Saturday, July 27, 2019

RL Grime

One Liner:  EDM guy with a name playing on his childhood reading.
Wikipedia Genre: Trap, future bass, drum and bass
Home: LA

Poster Position: 6


Both Weekends.


Thoughts:  What?  The photo of this guy is of generic white guy with messed hair, standing in front of a mountain background, and then the first most popular song is nothing like the pastoral Americana I was expecting.  EDM plus rap.  It's actually a pretty fun track.  "UCLA," with 22.6 million streams.
Once I get past the initial shock of this guy making this music, that track is pretty basic.  The usual, a build and drop and some knob-twisting effects over the bass thump.
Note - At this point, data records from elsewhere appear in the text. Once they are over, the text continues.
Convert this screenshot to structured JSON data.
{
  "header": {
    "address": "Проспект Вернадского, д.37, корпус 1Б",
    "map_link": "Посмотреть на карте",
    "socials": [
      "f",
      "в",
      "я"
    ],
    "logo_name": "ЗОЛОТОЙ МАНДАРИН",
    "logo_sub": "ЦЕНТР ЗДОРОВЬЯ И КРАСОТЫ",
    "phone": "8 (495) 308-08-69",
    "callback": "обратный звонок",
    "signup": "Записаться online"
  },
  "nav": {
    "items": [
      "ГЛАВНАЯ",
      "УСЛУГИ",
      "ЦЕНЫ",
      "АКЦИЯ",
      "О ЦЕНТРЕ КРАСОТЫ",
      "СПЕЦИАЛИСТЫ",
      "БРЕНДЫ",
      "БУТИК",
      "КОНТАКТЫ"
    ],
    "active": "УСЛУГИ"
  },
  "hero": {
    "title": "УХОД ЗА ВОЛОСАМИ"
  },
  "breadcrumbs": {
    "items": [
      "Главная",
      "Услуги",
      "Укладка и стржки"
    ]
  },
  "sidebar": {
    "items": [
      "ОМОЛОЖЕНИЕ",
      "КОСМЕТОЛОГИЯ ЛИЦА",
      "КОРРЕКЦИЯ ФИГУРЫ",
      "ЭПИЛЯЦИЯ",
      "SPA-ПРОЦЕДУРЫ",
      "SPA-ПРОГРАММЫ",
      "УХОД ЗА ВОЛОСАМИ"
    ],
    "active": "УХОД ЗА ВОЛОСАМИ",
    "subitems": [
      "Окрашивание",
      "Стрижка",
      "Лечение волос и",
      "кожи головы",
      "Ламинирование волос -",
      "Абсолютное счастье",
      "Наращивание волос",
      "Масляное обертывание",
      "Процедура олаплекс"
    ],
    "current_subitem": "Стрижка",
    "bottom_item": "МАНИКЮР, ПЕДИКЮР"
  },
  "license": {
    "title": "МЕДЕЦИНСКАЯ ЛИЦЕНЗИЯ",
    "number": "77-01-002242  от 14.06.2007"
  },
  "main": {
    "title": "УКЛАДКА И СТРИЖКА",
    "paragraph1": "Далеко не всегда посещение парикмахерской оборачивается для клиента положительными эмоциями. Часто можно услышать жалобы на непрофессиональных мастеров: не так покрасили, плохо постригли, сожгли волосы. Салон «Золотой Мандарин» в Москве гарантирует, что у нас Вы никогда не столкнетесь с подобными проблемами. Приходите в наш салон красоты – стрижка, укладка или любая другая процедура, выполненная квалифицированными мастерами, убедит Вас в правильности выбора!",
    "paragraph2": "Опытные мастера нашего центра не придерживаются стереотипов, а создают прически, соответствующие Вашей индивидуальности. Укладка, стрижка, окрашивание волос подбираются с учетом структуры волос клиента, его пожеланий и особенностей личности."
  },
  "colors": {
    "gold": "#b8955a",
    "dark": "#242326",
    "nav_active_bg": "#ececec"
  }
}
That track appears on his 2018 album, NOVA, which features a bunch of guests, including unknowns (to me at least) like 24hrs, the rapper on that last track, or Joji or Jeremy Zucker, but then has some well-knowns like Miguel, Julia Michaels, Jeremih, Tory Lanez, Ty Dolla $ign, Chief Keef, and popular EDM hook-singer Daya.  After the release of that album, he has kept it going, with 2018's NOVA (The Remixes, Vol. 1), 2018's NOVA (The Remixes, Vol. 2), and then 2019's NOVA Pure, a version of the album without any of the vocals so that you can just purely enjoy the JAMZ.

Speaking of remixes, that is where this guy came up, doing remixes of other people's stuff.  In 2012, he did a remix of Kanye's Mercy that grabbed over eight million streams on soundcloud, and then later did remixes of tracks by Chief Keef, Rihanna, and Benny Benassi.  Just to get a feel for that start up, let's check it out.
I mean, I think I'd rather hear the original?  Pretty good remix, I suppose.  The Wikipedia entry made me expect a massive wall of bass, but at least here on my work computer, I'm not getting the depth charge power that would make me call it "massive" like The Fader apparently did.

The man's real name is Henry Alfred Steinway (which is an amazingly moneyed-sounding name, like this guy should have a butler and live in a huge flat in Manhattan), and he originally went by Clockwork.  "He created the name RL Grime after joking around with his friends and talking about the author of his favorite childhood books, Goosebumps, R.L. Stine (who even did a voiceover for one of his Halloween mixtapes)."  Which is kinda funny.

Prior to that newer album, his only other album was 2014's VOID.  He appears to actually like putting out albums, which is different from most of the EDM guys.  The top track from that album is called "Core," which is a surprise to me because I figured the track with Big Sean would win the stream battle.  Incorrect (although that Big Sean track is kinda tight).  14.8 million streams for "Core".
You know what?  That track is weird, like a pack of sheep bleating in unison, and then it smears into a pretty cool version of the trap track.  I like that it doesn't quite drop on the beat that feels right, like he makes you wait just one second longer.  I also dig whatever middle eastern sounding instrument that is supposed to be sounding like.  Reminds me of an effect from that old Prodigy song "Climbatize."  I'm surprised, but I like it.  Also on this album, "Valhalla," which is an otherwise pretty generic EDM banger, features some drumline bits that get me fired up.  Nothing like a good drumline slice to get an old band nerd hard.  I also like "Pressure."

Something has changed in me - I don't immediately hate the EDM.  I'll readily admit that this wears on me when I listen to it all day long while trying to work, but listening to his top ten again is pretty fun.  I mean, I doubt I'd go do this over many of the other items at the top of the poster, but it might be fun.